Given the spanning set of vectors $$V=\left\{\vec{v_{1}}, \vec{v_{2}}, ..., \vec{v_{n}}\right\}\in \mathcal{V}=\mathbb{R^{n}}$$ which are a basis for the vector size $\mathcal{V}$, consider the following algorithm,
$$\vec{u_{k}}=\left\{\begin{matrix} \frac{\vec{v_{k}}}{\left\|\vec{v_{k}}\right\|} & for \ k=1\\ \frac{\vec{v_{k}}-\sum^{k-1}_{i=1}\left(\vec{v_{k}}\cdot\vec{u_{i}}\right)\vec{u_{i}}}{\left\|\vec{v_{k}}-\sum^{k-1}_{i=1}\left(\vec{v_{k}}\cdot\vec{u_{i}}\right)\vec{u_{i}}\right\|} & for \ k>1 \end{matrix}\right.$$
Show that the set $$U=\left\{\vec{u_{1}}, \vec{u_{2}}, ..., \vec{u_{n}}\right\}$$ is an orthonormal basis for $\mathcal{V}$.
Thanks very much!
Each element of $U$ has norm $1$. All that remains to be proved is that they're orthogonal. (I'm sorry, but I have no patience for those little arrows).

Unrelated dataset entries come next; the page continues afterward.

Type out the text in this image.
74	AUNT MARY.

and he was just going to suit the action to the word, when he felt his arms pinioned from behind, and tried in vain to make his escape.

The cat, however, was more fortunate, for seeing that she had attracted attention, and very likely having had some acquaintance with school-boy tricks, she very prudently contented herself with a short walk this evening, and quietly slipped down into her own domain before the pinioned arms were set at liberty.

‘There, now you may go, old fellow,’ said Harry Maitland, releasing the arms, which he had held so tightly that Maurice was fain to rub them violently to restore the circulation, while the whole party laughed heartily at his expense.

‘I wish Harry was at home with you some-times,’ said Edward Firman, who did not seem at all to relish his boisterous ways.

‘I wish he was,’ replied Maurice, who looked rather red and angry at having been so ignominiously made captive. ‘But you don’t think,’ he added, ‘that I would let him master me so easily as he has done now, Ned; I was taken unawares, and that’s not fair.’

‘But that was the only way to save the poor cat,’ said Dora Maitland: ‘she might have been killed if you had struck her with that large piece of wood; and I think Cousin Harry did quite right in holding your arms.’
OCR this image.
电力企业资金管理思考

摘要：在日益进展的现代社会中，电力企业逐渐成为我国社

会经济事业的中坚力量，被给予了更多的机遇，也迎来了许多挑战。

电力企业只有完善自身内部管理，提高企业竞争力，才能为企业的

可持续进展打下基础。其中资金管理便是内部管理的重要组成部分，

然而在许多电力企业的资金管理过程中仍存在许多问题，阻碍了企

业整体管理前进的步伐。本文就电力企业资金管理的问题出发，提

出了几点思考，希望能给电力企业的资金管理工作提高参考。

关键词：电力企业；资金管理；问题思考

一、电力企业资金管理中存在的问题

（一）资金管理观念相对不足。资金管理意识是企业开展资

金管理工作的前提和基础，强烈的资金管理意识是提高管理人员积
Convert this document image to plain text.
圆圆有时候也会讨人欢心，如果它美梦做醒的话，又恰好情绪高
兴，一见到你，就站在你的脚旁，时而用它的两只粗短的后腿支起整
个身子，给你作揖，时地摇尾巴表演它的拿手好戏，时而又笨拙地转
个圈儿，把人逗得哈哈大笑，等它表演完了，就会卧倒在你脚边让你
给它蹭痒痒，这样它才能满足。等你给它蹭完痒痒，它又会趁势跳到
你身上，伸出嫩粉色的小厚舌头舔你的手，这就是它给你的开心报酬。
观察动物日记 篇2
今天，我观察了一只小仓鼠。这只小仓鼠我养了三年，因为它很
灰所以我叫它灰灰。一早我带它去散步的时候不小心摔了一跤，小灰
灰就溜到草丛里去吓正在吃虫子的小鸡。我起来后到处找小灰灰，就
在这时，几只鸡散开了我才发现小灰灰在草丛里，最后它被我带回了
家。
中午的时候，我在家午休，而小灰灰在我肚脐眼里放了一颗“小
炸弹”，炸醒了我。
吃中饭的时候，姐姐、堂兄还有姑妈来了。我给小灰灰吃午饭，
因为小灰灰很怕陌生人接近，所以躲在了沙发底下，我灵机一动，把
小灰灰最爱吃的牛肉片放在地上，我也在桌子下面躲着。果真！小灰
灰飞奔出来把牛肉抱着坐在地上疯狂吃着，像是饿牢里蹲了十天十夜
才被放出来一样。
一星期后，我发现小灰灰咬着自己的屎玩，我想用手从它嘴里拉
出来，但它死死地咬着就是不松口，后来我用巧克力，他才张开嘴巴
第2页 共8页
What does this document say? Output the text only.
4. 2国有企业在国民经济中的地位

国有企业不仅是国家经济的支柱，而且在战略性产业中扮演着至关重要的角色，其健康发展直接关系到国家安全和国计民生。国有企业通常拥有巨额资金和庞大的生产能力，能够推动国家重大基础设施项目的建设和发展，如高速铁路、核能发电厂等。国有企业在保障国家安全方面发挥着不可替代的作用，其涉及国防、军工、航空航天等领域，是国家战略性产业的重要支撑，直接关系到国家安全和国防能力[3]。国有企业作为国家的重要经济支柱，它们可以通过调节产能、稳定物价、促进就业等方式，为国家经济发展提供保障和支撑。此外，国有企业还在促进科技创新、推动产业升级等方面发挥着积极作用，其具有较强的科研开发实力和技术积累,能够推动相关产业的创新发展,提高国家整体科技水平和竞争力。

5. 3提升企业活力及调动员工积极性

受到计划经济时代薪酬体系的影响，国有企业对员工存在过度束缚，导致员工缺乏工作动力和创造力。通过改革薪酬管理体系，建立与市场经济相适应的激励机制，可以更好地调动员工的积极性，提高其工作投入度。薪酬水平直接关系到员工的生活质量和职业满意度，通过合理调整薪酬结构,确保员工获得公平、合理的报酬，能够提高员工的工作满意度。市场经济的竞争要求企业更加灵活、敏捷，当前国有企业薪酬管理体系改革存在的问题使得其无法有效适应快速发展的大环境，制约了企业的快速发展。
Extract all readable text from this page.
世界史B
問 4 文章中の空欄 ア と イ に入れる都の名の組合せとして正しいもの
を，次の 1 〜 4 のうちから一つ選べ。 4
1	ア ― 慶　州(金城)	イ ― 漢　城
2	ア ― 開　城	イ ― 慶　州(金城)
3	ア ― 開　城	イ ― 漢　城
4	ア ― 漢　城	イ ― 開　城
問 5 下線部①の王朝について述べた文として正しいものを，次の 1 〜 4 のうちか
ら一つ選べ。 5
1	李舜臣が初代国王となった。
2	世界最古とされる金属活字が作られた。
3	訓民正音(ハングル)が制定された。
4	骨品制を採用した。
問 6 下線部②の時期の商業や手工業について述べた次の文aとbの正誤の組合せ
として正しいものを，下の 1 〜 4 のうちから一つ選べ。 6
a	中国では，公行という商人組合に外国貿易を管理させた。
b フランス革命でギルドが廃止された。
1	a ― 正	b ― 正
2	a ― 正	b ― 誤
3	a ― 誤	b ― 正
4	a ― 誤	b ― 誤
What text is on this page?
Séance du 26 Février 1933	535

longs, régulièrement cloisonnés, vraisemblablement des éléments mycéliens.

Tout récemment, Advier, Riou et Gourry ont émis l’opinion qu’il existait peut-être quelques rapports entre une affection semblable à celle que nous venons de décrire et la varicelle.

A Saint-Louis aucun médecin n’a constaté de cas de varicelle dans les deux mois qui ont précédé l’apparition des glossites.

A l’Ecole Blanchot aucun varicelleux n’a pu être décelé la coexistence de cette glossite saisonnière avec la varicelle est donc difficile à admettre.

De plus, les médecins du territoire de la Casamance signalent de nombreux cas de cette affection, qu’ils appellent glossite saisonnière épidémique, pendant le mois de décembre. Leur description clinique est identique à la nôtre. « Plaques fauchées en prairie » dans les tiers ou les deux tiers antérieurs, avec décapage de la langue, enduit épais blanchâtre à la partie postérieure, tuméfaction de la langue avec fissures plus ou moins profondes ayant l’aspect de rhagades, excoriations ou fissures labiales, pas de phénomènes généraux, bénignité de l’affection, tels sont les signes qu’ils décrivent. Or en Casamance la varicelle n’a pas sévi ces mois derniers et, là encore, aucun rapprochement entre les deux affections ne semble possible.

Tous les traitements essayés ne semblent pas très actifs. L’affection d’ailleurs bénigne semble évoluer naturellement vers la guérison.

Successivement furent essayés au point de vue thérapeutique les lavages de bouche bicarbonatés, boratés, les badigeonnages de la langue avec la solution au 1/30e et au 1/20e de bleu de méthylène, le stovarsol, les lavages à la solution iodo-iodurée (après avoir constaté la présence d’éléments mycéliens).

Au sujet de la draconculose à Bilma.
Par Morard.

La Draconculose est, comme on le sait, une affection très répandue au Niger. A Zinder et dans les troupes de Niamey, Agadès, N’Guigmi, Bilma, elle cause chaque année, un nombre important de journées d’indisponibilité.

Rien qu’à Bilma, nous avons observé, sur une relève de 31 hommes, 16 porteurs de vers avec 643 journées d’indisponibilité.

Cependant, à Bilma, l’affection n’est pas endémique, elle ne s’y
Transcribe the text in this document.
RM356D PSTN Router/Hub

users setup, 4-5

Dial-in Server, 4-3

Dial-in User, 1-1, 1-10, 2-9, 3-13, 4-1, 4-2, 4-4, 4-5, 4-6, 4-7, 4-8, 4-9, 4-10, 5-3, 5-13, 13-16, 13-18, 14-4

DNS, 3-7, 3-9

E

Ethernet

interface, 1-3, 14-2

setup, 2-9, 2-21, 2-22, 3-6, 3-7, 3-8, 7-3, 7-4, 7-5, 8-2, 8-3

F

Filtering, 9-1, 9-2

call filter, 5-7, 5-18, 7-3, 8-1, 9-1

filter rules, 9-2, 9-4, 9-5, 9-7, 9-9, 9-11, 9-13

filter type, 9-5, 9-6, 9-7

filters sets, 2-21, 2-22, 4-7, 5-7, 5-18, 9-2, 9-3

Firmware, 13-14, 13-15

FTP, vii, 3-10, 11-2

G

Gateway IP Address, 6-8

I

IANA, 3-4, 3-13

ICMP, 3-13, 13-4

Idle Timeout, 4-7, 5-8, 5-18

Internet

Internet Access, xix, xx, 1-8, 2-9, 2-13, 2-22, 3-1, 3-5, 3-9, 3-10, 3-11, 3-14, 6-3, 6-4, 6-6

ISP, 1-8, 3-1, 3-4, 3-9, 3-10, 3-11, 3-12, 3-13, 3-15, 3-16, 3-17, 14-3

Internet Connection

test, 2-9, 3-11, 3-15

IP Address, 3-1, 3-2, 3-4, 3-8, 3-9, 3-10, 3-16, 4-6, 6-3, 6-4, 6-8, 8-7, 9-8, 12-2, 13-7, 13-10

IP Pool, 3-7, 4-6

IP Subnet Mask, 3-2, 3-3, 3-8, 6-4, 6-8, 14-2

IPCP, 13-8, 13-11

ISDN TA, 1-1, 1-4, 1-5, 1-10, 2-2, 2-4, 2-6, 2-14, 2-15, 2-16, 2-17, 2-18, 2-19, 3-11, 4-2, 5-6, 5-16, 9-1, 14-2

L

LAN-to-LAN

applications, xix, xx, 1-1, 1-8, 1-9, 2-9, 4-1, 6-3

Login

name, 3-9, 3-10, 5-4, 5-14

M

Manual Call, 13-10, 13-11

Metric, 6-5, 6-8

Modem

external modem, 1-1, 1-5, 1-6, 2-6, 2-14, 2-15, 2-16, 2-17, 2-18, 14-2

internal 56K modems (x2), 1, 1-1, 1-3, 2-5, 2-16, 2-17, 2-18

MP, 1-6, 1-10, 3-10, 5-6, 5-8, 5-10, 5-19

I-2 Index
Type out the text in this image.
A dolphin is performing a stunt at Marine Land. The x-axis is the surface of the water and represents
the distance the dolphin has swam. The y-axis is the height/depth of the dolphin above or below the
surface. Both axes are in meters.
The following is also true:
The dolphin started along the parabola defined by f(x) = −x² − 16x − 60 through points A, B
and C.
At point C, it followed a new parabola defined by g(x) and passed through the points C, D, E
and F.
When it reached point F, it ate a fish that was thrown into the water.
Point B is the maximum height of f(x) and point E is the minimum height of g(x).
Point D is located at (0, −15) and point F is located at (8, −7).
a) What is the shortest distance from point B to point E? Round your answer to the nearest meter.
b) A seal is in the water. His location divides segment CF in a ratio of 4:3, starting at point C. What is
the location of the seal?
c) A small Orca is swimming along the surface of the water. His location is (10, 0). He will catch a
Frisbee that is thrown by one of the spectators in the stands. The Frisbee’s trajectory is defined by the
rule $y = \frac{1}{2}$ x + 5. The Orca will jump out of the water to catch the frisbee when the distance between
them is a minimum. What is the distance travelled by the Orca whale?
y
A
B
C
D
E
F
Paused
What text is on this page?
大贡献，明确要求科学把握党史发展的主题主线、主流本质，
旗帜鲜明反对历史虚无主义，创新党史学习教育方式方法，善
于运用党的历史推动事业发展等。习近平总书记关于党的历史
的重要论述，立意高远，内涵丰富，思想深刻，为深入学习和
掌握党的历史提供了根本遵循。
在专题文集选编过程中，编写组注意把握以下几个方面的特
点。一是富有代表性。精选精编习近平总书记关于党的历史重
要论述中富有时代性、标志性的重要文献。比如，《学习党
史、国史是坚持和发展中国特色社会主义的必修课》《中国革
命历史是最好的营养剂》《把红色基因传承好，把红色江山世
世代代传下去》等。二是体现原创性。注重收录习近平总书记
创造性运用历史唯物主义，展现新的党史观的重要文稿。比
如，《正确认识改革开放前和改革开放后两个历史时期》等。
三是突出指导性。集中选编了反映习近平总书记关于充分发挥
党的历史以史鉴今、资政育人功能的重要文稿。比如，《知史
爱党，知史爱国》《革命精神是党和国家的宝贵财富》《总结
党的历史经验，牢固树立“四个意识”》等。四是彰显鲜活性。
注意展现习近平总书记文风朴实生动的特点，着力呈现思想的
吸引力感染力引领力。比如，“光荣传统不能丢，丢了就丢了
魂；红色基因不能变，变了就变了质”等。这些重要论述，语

Note that\begin{align}u_1\perp u_2&\iff\frac{v_1}{\|v_1\|}\perp\left(v_2-\left\langle v_2,\frac{v_1}{\|v_\|}\right\rangle\frac{v_1}{\|v_1\|}\right)\\&\iff\left\langle\frac{v_1}{\|v_1\|},v_2-\left\langle v_2,\frac{v_1}{\|v_1\|}\right\rangle\frac{v_1}{\|v_1\|}\right\rangle=0\\&\iff\frac{\langle v_1,v_2\rangle}{\|v_1\|}-\frac{\langle v_1,v_2\rangle}{\|v_1\|}=0,\end{align}which is true. Therefore, yes, $u_1\perp u_2$.
Now, let $k\in\{1,2\}$. In order to prove that $u_k\perp u_3$, note that $u_3$ is a non-zero scalar times $v_3-\bigl(\langle v_3,u_1\rangle u_1+\langle v_3,u_2\rangle u_2\bigr)$ and therefore that\begin{align}u_k\perp u_3&\iff u_k\perp\left(v_3-\bigl(\langle v_3,u_1\rangle u_1+\langle v_3,u_2\rangle u_2\bigr)\right)\\&\iff \langle u_k,v_3\rangle=\langle v_3,u_1\rangle\langle u_k,u_1\rangle+\langle v_3,u_2\rangle\langle u_k,u_2\rangle,\end{align}which is true, no matter if $k=1$ or $k=2$. And so on.